Agencies are, of course, required to act in a reasonable way, and may take actions necessary to carry out their statutory functions, “if the implied power is exercised in a reasonable manner.” Denver Local 2-477, Oil, Chemical Atomic Workers’ International Union v. Metro Wastewater Reclamation Dist., 7 P.3d 1042,1046 (Colo.App. 1999), cert. denied (2000). Therefore, officials must utilize their best judgment as to how to rectify the error, probably by offsetting some recipients’ future monthly distributions, and augmenting those of Centennial. While the correction should be done reasonably promptly, it would be reasonable to attempt to minimize the effects thereof by spreading the offset over some period of time.
The county clerk and the Department of Revenue are statutorily required to perform the ministerial acts of certifying the correct motor vehicle registration figures for the City of Centennial. The Treasurer is required to use the correct figures to distribute the HUTF funds each month. Centennial has a statutory entitlement to the HUTF moneys that the law provides it should receive, and the entities which may have received more HUTF funds than they were entitled to have no legal right to retain those funds. Upon verification of the correct figures, the officials and agencies involved must make necessary corrections in a reasonable way.

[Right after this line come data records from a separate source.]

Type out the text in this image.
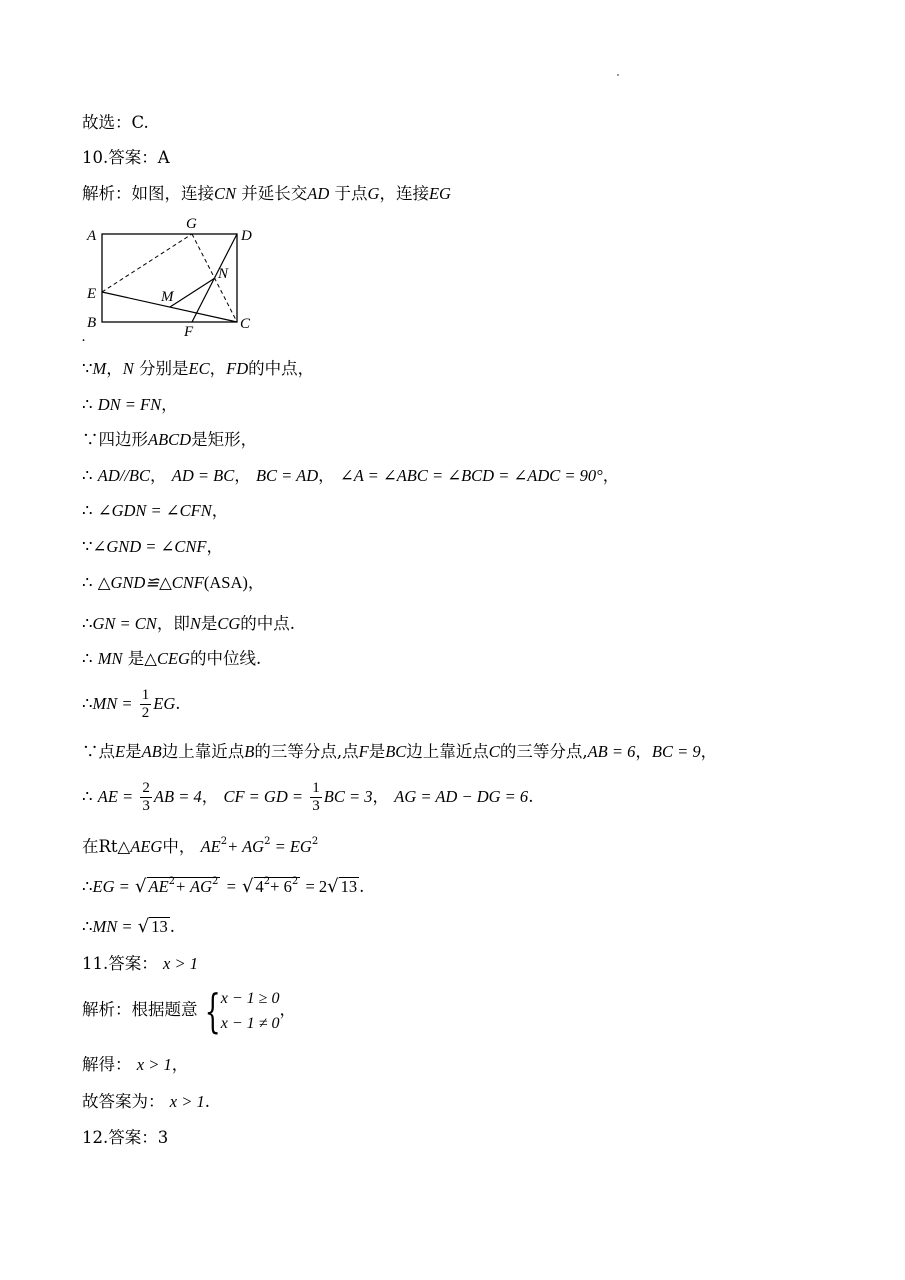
故选：C.
10.答案：A
解析：如图，连接CN 并延长交AD 于点G，连接EG
A
G
D
N
E	M
B
F	C
.
∵M，N 分别是EC，FD的中点，
∴ DN = FN，
∵四边形ABCD是矩形，
∴ AD//BC， AD = BC， BC = AD， ∠A = ∠ABC = ∠BCD = ∠ADC = 90°，
∴ ∠GDN = ∠CFN，
∵∠GND = ∠CNF，
∴ △GND≌△CNF(ASA)，
∴GN = CN，即N是CG的中点.
∴ MN 是△CEG的中位线.
∴MN = $\frac{1}{2}$ EG.
∵点E是AB边上靠近点B的三等分点,点F是BC边上靠近点C的三等分点,AB = 6，BC = 9，
∴ AE = $\frac{2}{3}$ AB = 4， CF = GD = $\frac{1}{3}$ BC = 3， AG = AD − DG = 6.
在Rt△AEG中， $AE^2+ AG^2 = EG^2$
∴EG = √ $AE^2+ AG^2$ = √ $4^2+ 6^2 = 2√$ 13 .
∴MN = √ 13 .
11.答案： x > 1
解析：根据题意 { x − 1 ≥ 0
x − 1 ≠ 0
，
解得： x > 1，
故答案为： x > 1.
12.答案：3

Issued this 30th day of June, 2003.
Similarly, § 43-4-211 concerns a procedure to estimate municipal allocations when the number of registered vehicles is “not available” before the Treasurer makes the statutory apportionment. In that circumstance, the Treasurer is authorized to estimate the amount to be paid and must notify the city clerk that an estimate is being made; if the city subsequently fails to provide the information, the funds are forfeited and returned to the fund to be reapportioned during the ensuing year in the manner provided in the statute. Again, in the circumstances at issue here, there was no understanding that the number was unavailable, no estimate was made by the Treasurer, and there was no notice to the city clerk, so this statutory provision is also inapplicable.